Far more important than which translation of the Bible you read is that you read it at all and are open to God speaking to you through it, together with a willingness to obey what he is saying.
But what about the Satanic Bible and The Joy of Gay Sex?
I agree that it is a sad state of affairs that books like this are being written, published, and purchased by readers, and it also incongruous that a publisher would publish both Christian books and such trash. But the sad truth is, smaller book publishers are finding it more and more difficult making ends meet, and as a result most of the major Christian publishers have been acquired by huge, multinational corporations which can then operate more efficiently.
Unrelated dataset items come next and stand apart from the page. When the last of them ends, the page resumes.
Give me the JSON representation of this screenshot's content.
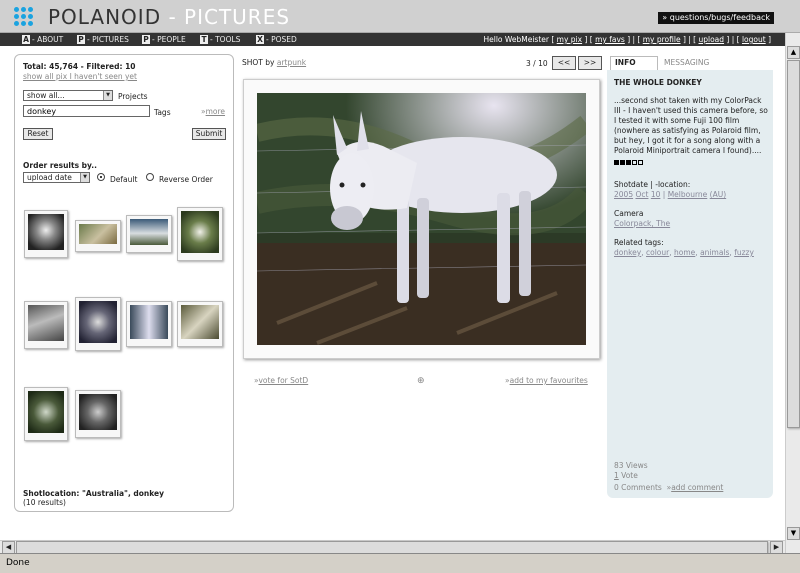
{
  "header": {
    "brand_main": "POLANOID",
    "brand_sub": " - PICTURES",
    "feedback_label": "» questions/bugs/feedback",
    "logo_icon": "dots-grid-icon",
    "logo_color": "#1aa3e0"
  },
  "nav": {
    "items": [
      {
        "key": "A",
        "label": "- ABOUT"
      },
      {
        "key": "P",
        "label": "- PICTURES"
      },
      {
        "key": "P",
        "label": "- PEOPLE"
      },
      {
        "key": "T",
        "label": "- TOOLS"
      },
      {
        "key": "X",
        "label": "- POSED"
      }
    ],
    "greeting": "Hello WebMeister",
    "user_links": [
      "my pix",
      "my favs",
      "my profile",
      "upload",
      "logout"
    ]
  },
  "filter": {
    "totals": "Total: 45,764 - Filtered: 10",
    "show_all_link": "show all pix I haven't seen yet",
    "project_select": "show all...",
    "projects_label": "Projects",
    "tags_value": "donkey",
    "tags_label": "Tags",
    "more_prefix": "»",
    "more_label": "more",
    "reset_label": "Reset",
    "submit_label": "Submit",
    "order_label": "Order results by..",
    "order_select": "upload date",
    "default_label": "Default",
    "reverse_label": "Reverse Order",
    "shotlocation": "Shotlocation: \"Australia\", donkey",
    "result_count": "(10 results)"
  },
  "shot": {
    "by_label": "SHOT by",
    "author": "artpunk",
    "pager": "3 / 10",
    "prev_label": "<<",
    "next_label": ">>",
    "vote_prefix": "»",
    "vote_label": "vote for SotD",
    "fav_prefix": "»",
    "fav_label": "add to my favourites"
  },
  "info": {
    "tab_info": "INFO",
    "tab_messaging": "MESSAGING",
    "title": "THE WHOLE DONKEY",
    "description": "...second shot taken with my ColorPack III - I haven't used this camera before, so I tested it with some Fuji 100 film (nowhere as satisfying as Polaroid film, but hey, I got it for a song along with a Polaroid Miniportrait camera I found)....",
    "rating": 3,
    "rating_max": 5,
    "shotdate_label": "Shotdate | -location:",
    "year": "2005",
    "month": "Oct",
    "day": "10",
    "location": "Melbourne",
    "country": "(AU)",
    "camera_label": "Camera",
    "camera": "Colorpack, The",
    "related_label": "Related tags:",
    "related_tags": [
      "donkey",
      "colour",
      "home",
      "animals",
      "fuzzy"
    ],
    "views": "83 Views",
    "votes_count": "1",
    "votes_label": "Vote",
    "comments": "0 Comments",
    "add_comment_prefix": "»",
    "add_comment_label": "add comment"
  },
  "status": {
    "text": "Done"
  }
}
BTW, the popular Olive Tree Bible App on Apple, Android, and Windows devices and PCs is also owned by HarperCollins.
Rather than complain that the general publishing business of HarperCollins publishes books which reflect the perverted nature of our secular societies we need to be thankful that by purchasing Zondervan and preserving its Christian identity they actually serve the Christian community. The same goes for Thomas Nelson (also HarperCollins), Hodder and Stoughton in the UK (owned by Hachette of France, which very likely also publishes books we find unpalatable), or for Multnomah Press which is now part of Crown Publishing/Penguin Random House, a subsidiary of the German Bertelsmann Group.
We will see how long the remaining Christian publishers, which are organized as businesses, will survive; Publishers like Moody Press or Banner of Truth or the Bible Societies survive not primarily as commercial enterprises but as donation-supported ministries.